In a post a while back, a friend talked about the intensity of a childhood read.
I could relate to that. The post caused me to recollect my first encounter with Enid Blyton, when I was eight or nine.
My sibs and I were horrible brats, a babysitter’s worst nightmare. In a clever strategic move our babysitter once brought Castle of Adventure. That was it for me. I disappeared into my room for the rest of the evening so she only had my sister and brother to contend with.
The world faded away within the first few pages of that book. Library books back then were bound with this mono-colored plastic-filmed cardboard is the only way I can describe it. The paper inside was cheap, and after many kid hands had impatiently handled the pages, the edges would get very soft, delicate as tissue. You’d find the catty-corner fold where someone else had dogeared. The smell of a library book . . . I can catch it in some of my older used books, a compound of aged paper and mustiness and the faintest hint of print that was powerful magic, so full of promise.
Who else loved the smell of libraries?
By the time I reached ten, I had a Reading Posture: crouching on the very end of my bed, my toes hanging over, gripped hard to the mattress, like a vulture perched on a branch. My chin on my knees, my book tucked in against my shins. I suppose my sight was already beginning to blur, without me being aware. But having my legs pressed tight against my middle helped me contain the anxiety churning my stomach that the suspense inspired.
There was no willing suspension of disbelief when I was a kid reader. I was either here or there, in the story. I believed everything the text told me was true, and I had no ability yet to predict patterns. Everything was new. I had no defense against the intensity of emotion, which burned in memory that peculiar sensory awareness that others talk about: smells, the quality of light, what one might have been doing around the time the story was experienced.

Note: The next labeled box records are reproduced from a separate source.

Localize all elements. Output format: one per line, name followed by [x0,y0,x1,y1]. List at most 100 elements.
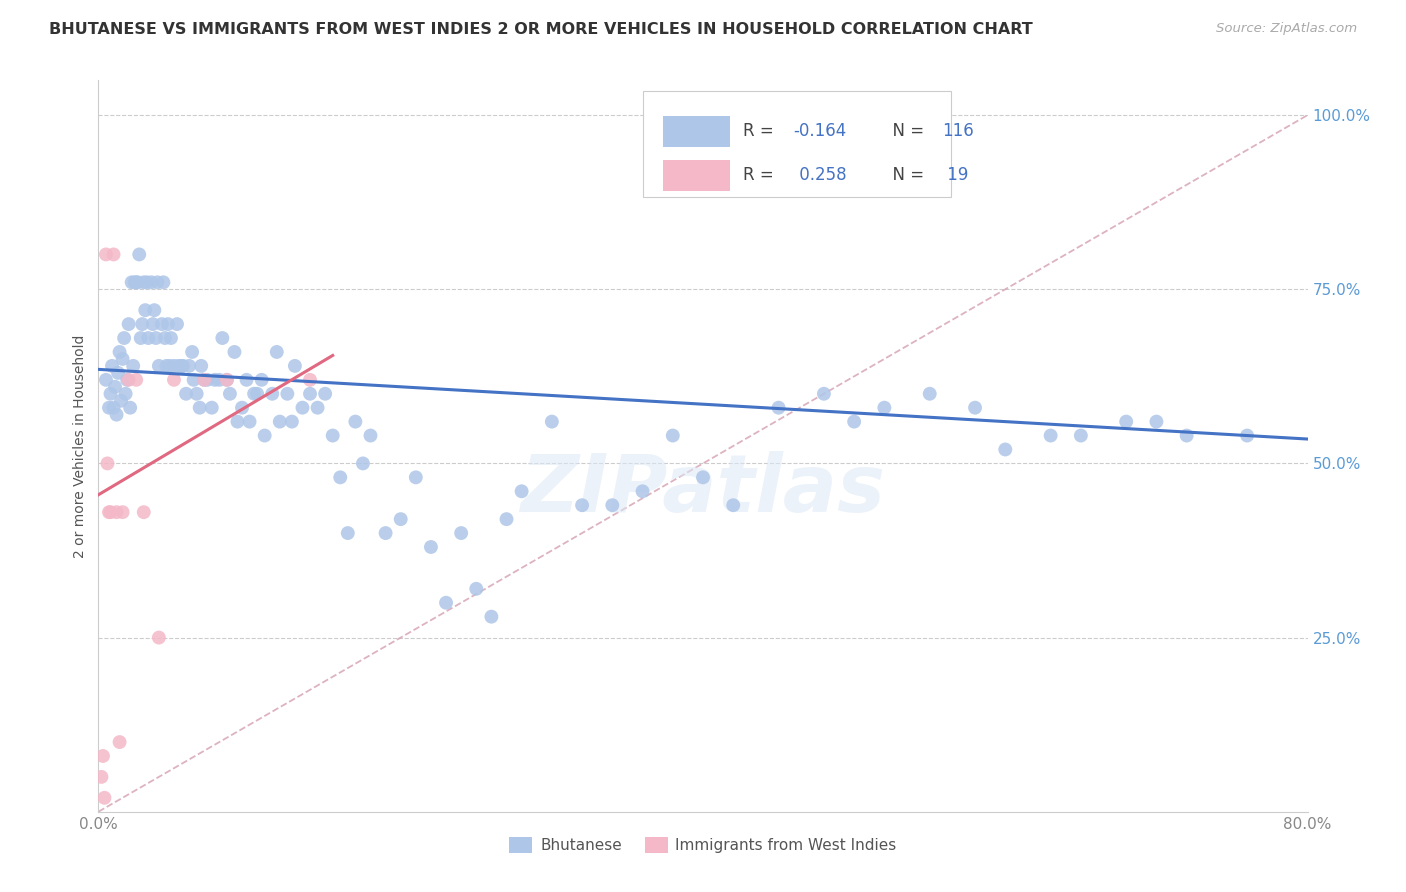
Point [193,373,215,387]
Point [93,790,115,805]
Point [631,484,654,499]
Point [1070,428,1092,442]
Point [136,331,159,345]
Point [101,359,124,373]
Point [143,303,166,318]
Point [125,275,148,289]
Text: Source: ZipAtlas.com: Source: ZipAtlas.com [1216,22,1357,36]
Point [284,359,307,373]
Point [1236,428,1258,442]
Point [1115,415,1137,429]
Point [129,331,152,345]
Text: BHUTANESE VS IMMIGRANTS FROM WEST INDIES 2 OR MORE VEHICLES IN HOUSEHOLD CORRELA: BHUTANESE VS IMMIGRANTS FROM WEST INDIES… [49,22,1033,37]
Point [495,512,517,526]
Point [692,470,714,484]
Point [94,247,117,261]
Point [215,373,238,387]
Point [389,512,412,526]
Legend: Bhutanese, Immigrants from West Indies: Bhutanese, Immigrants from West Indies [503,830,903,859]
Point [374,526,396,541]
Point [352,457,374,471]
Point [344,415,367,429]
Text: N =: N = [882,167,929,185]
Point [94,373,117,387]
Point [813,386,835,401]
Point [148,359,170,373]
Bar [664,116,730,147]
Point [1175,428,1198,442]
Point [450,526,472,541]
Point [141,275,163,289]
Point [510,484,533,499]
Point [291,401,314,415]
Point [132,505,155,519]
Point [115,373,138,387]
Point [336,526,359,541]
Point [239,415,262,429]
Point [204,373,226,387]
Point [201,401,224,415]
Point [602,498,624,512]
Point [1144,415,1167,429]
Point [128,247,150,261]
Point [166,317,188,331]
Point [314,386,336,401]
Point [329,470,352,484]
Point [243,386,266,401]
Point [98,401,121,415]
Point [170,359,193,373]
Point [172,359,194,373]
Point [111,505,134,519]
Point [661,428,683,442]
Point [110,393,132,408]
Point [160,331,183,345]
Point [114,386,136,401]
Y-axis label: 2 or more Vehicles in Household: 2 or more Vehicles in Household [73,334,87,558]
Point [281,415,304,429]
Point [150,317,173,331]
Point [100,386,122,401]
Point [107,366,129,380]
Point [146,275,169,289]
Point [434,596,457,610]
Point [235,373,257,387]
Point [215,373,238,387]
Point [103,247,125,261]
Point [91,749,114,764]
Text: 116: 116 [942,122,974,140]
Point [112,331,135,345]
Point [183,373,205,387]
Point [994,442,1017,457]
Point [105,505,128,519]
Point [768,401,790,415]
Point [226,415,249,429]
Point [224,345,246,359]
Point [121,275,143,289]
Point [219,386,242,401]
Text: -0.164: -0.164 [794,122,846,140]
Point [299,386,322,401]
Point [420,540,443,554]
Point [190,359,212,373]
Point [148,631,170,645]
Point [159,359,181,373]
Point [142,317,165,331]
Point [122,359,145,373]
Point [195,373,218,387]
Point [179,359,201,373]
Point [250,373,273,387]
Point [571,498,593,512]
Point [105,408,128,422]
Point [96,457,118,471]
Text: 0.258: 0.258 [794,167,846,185]
Point [322,428,344,442]
Point [152,275,174,289]
Point [156,317,179,331]
Text: ZIPatlas: ZIPatlas [520,450,886,529]
Text: N =: N = [882,122,929,140]
Point [253,428,276,442]
Point [188,401,211,415]
Point [540,415,562,429]
Point [167,359,190,373]
Text: R =: R = [742,122,779,140]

As a child reader, I found every tiny detail of equal importance. I got so angry if illustrations did not match the text that I shuddered past Evaline Ness’s graceful impressionistic pictures, and refused to read any book illustrated by folk art-inspired Lois Lenski, whose girls seemed to grow their legs out of their waists, and whose profiles were all exactly alike.
Words were as important as drawings, not how they sounded so much as what they meant: how they contributed to filling in the details of the imagery. I had figured out by the time I was six that I could get about three “What’s this word?”s out of any adult in any reading session, after which they’d chase me away impatiently with “Sound it out.”
Sometimes one could sound out a word, but English can lead one sadly astray, between the French influence that made ghosts of consonants and vowels alike—hors d’oeuvres did not ‘sound out’ to orderv—and the Greek vowel hiccoughs (epitome turned out not to be EEP-eye-toam, but eh-PIT-oh-me).
Toughest of all were definitions. We didn’t have a dictionary at home, though we did have a World Book encyclopedia set. But it was only good for looking up some things. Adults, even when benign, did not prove to be walking dictionaries, as I discovered the weekend I turned seven, when I buried myself in Black Beauty. “What does eep-eye-tome’ mean?” netted the expected puzzled look, and “run along and play.’ I did have a good memory for puzzle words, so eventually some of them popped into meaning if the context matched up: “missled” turned out to be “miss-LED”–oh! led astray!
I fretted over the words that nobody ever seemed to use in spoken language. ‘Humbug’ nagged at me for a very long time, causing me to go over and over that text with forensic intensity in an effort to tease out meaning from context.
Books could be dangerous, they could lure you into believing you would reach the last page smiling, just to annihilate you utterly. Especially animal stories. The time of the book might only be weeks, but seldom did any beloved pet make it to the last page, leaving you weeping for the justice that animals rarely got. “Stop blubbering, it’s only a book.”
I knew kids who gave up reading after Old Yeller, but the siren lure of the library was too strong for me. I learned to be on the watch for certain kinds of story situations, or descriptors. Poignant signaled “Watch out, this one is going to hurt.”